How Pelvic Organ Prolapse (POP) is Treated
Giving birth can be exhilarating, intense, extreme and myriad other things. Post delivery can bring a series of interesting and sometimes scary physiological events as well. About 50% of women who deliver babies will have one or more prolapsed organs, and most will also have prolapsed hemorrhoids at the same time.
What is Pelvic Organ Prolapse?
Pelvic organ prolapse (POP) can happen to almost any woman after giving birth. Even though age and obesity are risk factors, young and healthy women can also be subjected to this uncomfortable situation. The most common prolapse involves the bladder; however, the rectum can also fall, putting pressure on the back wall of the vagina. This is called a rectocele. The most severe problems accompany the prolapses that externally protrude. If the entire anorectal canal falls, it will often protrude through the anal sphincter. This is known as an ano-rectal prolapse. The uterus, which is supposed to be at the top of the vaginal canal, deep inside of the body, can fall to the entrance of the vagina. A uterine prolapse is a very serious problem and, as with any prolapse, requires the immediate care of a physician.
How Can It Be Treated?
Treatment is based upon the condition itself as well as what a woman's plans for the future entail. A woman who wants to continue bearing children will have a treatment that is different from one who is finished childbearing.

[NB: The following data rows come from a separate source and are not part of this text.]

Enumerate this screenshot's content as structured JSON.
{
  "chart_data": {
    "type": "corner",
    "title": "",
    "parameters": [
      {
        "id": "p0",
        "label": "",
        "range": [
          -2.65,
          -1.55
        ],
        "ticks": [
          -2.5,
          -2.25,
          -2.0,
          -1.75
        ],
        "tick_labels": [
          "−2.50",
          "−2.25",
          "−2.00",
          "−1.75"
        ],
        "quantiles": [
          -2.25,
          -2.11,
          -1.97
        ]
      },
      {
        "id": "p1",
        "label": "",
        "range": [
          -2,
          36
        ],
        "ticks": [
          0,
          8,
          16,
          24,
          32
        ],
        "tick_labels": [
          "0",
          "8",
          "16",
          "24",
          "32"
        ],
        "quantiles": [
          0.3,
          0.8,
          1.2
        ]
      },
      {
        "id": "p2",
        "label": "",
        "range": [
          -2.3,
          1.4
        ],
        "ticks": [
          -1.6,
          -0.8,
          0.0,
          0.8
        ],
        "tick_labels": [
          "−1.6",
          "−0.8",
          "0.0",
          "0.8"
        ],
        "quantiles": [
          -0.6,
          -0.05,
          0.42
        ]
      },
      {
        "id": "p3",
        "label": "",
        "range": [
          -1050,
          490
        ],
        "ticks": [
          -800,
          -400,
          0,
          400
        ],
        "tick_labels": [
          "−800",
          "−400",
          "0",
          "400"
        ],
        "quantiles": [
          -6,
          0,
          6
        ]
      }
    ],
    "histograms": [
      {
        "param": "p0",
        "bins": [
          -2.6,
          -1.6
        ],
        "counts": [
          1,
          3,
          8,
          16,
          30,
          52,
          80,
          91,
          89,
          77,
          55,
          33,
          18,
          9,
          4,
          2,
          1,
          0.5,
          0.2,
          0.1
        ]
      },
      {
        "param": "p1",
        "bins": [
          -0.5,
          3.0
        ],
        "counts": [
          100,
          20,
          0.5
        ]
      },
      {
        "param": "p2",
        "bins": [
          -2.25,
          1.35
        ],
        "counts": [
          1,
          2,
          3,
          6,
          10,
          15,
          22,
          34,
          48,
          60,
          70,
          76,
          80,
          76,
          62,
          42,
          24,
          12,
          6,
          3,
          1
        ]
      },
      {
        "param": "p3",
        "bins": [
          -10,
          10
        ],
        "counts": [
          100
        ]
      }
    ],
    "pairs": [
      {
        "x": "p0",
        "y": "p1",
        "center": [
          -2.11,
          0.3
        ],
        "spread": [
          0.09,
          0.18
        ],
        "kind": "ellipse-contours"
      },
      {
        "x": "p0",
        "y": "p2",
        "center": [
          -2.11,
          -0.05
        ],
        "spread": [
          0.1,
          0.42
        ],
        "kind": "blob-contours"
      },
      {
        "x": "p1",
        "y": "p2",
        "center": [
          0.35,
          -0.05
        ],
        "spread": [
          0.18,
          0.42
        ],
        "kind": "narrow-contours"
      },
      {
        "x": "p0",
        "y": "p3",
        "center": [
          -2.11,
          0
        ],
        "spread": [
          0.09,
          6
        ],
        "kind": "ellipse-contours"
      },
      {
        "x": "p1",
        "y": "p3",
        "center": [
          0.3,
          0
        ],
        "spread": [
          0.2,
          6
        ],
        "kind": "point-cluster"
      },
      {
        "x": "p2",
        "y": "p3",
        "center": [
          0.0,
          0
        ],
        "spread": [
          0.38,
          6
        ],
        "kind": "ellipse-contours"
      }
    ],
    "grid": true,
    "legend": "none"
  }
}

When the prolapse is not very severe, it can often be addressed with Kegel pelvic floor exercises. Consciously contracting and releasing the muscles in the pelvis, Kegel exercises are usually prescribed for women post-delivery to help them regain their inner muscle strength and train the pelvic floor muscles to do their job properly. A more problematic situation may require Kegel exercises initially and the suggestion that childbearing involve the consultation of a medical professional. A pregnancy when a prolapse is more severe can mean serious restrictions during the pregnancy, including bed rest and a device (pessary) inserted into the vagina to hold the organs in their correct places.